The issue of Paul working with his hands, which comes up in a variety of Pauline texts, and also in Acts (cf. Acts 20.33; 2 Thess. 3.7-10; 1 Tim. 5.17; 2 Tim. 3.7-10, and also the general discussion in 1 Cor. 9), is treated in the translated essay by Yann Redalie (pp. 282ff.). The elders in Ephesus are exhorted to follow Paul in regard to this practice, which is part of the largely exhortation towards imitatio Pauli. The motive given for such imitation in Acts 20 is so that the weak may be provided for. In the letters Paul says the rationale is so Paul may offer the Gospel freely and without charge, but it is possible there were several motivating factors for why Paul did this from time to time. There is in addition in Acts the agraphon of Jesus, found in no Gospel— ‘it is more blessed to give than to receive’ as a further motivating factor.

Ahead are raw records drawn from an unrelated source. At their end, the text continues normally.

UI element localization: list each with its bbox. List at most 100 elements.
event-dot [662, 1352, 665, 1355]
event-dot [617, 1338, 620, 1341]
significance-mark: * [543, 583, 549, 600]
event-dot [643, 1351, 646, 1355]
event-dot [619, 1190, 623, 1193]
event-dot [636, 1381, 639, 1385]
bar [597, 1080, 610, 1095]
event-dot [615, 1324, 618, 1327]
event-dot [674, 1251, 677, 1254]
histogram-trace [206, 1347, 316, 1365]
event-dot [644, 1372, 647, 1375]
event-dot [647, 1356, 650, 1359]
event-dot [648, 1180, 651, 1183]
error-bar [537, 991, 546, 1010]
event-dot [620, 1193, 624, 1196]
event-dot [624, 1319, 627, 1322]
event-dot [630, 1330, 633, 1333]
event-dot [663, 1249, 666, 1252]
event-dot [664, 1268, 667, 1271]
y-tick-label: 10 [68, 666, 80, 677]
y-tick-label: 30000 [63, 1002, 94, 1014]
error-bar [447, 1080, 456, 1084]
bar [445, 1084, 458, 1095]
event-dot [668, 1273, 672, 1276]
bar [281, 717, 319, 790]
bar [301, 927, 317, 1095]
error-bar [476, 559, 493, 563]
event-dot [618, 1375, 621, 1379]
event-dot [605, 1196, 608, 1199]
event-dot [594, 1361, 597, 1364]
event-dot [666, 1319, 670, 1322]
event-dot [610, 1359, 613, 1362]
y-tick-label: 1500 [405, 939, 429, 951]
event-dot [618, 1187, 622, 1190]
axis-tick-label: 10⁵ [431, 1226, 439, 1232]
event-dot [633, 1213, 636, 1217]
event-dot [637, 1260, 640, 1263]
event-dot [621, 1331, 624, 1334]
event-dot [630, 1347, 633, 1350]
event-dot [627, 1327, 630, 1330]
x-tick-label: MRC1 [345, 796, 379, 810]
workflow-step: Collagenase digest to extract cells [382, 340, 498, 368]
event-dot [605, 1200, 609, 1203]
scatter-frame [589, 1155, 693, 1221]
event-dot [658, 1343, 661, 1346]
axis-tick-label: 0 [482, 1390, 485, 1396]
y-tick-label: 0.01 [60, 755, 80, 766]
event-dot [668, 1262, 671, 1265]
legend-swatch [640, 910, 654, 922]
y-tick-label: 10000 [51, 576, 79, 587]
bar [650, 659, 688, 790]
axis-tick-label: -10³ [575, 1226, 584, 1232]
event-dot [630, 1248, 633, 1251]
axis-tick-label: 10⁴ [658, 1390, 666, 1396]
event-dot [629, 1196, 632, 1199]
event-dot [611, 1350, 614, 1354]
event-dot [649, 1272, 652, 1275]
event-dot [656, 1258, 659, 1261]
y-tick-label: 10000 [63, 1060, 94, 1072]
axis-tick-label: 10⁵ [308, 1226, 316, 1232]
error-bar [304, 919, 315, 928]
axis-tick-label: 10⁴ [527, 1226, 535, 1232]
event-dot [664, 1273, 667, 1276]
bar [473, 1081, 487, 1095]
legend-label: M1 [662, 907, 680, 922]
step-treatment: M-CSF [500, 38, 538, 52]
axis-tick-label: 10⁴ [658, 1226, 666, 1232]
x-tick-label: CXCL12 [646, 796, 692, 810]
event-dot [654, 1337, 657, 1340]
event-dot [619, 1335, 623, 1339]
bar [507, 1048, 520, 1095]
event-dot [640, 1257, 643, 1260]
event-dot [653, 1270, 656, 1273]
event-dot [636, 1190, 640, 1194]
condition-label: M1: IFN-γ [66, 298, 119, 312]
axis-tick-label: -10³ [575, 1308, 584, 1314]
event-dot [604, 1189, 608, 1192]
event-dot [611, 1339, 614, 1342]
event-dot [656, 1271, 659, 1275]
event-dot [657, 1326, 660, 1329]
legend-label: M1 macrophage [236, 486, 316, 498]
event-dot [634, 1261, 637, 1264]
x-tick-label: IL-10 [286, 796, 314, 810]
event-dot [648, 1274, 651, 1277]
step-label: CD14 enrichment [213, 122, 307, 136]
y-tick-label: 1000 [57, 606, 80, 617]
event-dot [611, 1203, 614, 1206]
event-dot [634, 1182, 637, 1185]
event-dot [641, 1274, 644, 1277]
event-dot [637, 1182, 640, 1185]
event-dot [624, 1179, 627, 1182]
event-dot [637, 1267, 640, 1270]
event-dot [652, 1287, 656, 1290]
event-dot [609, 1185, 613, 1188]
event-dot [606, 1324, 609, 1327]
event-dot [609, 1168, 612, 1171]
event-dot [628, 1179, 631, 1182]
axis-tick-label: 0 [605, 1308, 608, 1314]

Where Redalie goes wrong (p. 285) is in seeing 1 Tim. 5.17-19 as at odds with Acts 20. In the Pastorals, elders are worthy of double honor, which may well mean double pay. But being worthy of pay, as all workmen are according to Jesus and Paul, is one thing, and accepting pay and support is another. It is a mistake to assume that Paul would not accept support under any circumstances because it was believed it would compromise his freedom and the free offer of the Gospel. Clearly, this idea doesn’t work in the face of the end of Philippians and 2 Cor. 8-9 where Paul is clear enough that he has received and accepted and used the support of the church in Philippi. The issue in Corinth is avoiding patronage. The Pastorals do stress that elders should not be lovers of money or money-grubbers but that is one thing, being paid for one’s work is another.
One of the real failings of the discussion in this essay is that there is not attempt to consider the remarks made in the context of patronage and clientage. But that is precisely the context is which: 1) Paul speaks in 1 Corinthians, as he tries to avoid patronage; and 2) why he speaks as he does about work and not being a sponge on others in the Thessalonian correspondence. In other words, he has converts who are clients, and happy to be dependent on others when they are able to work. Paul is busily circumventing this whole system of circumventing work, or co-opting and domesticating teachers and preachers by making them paid employees of some patron. Paul is providing a model to imitate when it comes to the issues of work, patrons, and clients. This can be a model for the whole community, but there is a stress in the Pastorals and in Acts that it is a model for leaders. N.B. that it is characteristic of false teachers and false prophets (see the Didache) that they are in it for the money or support, or hospitality.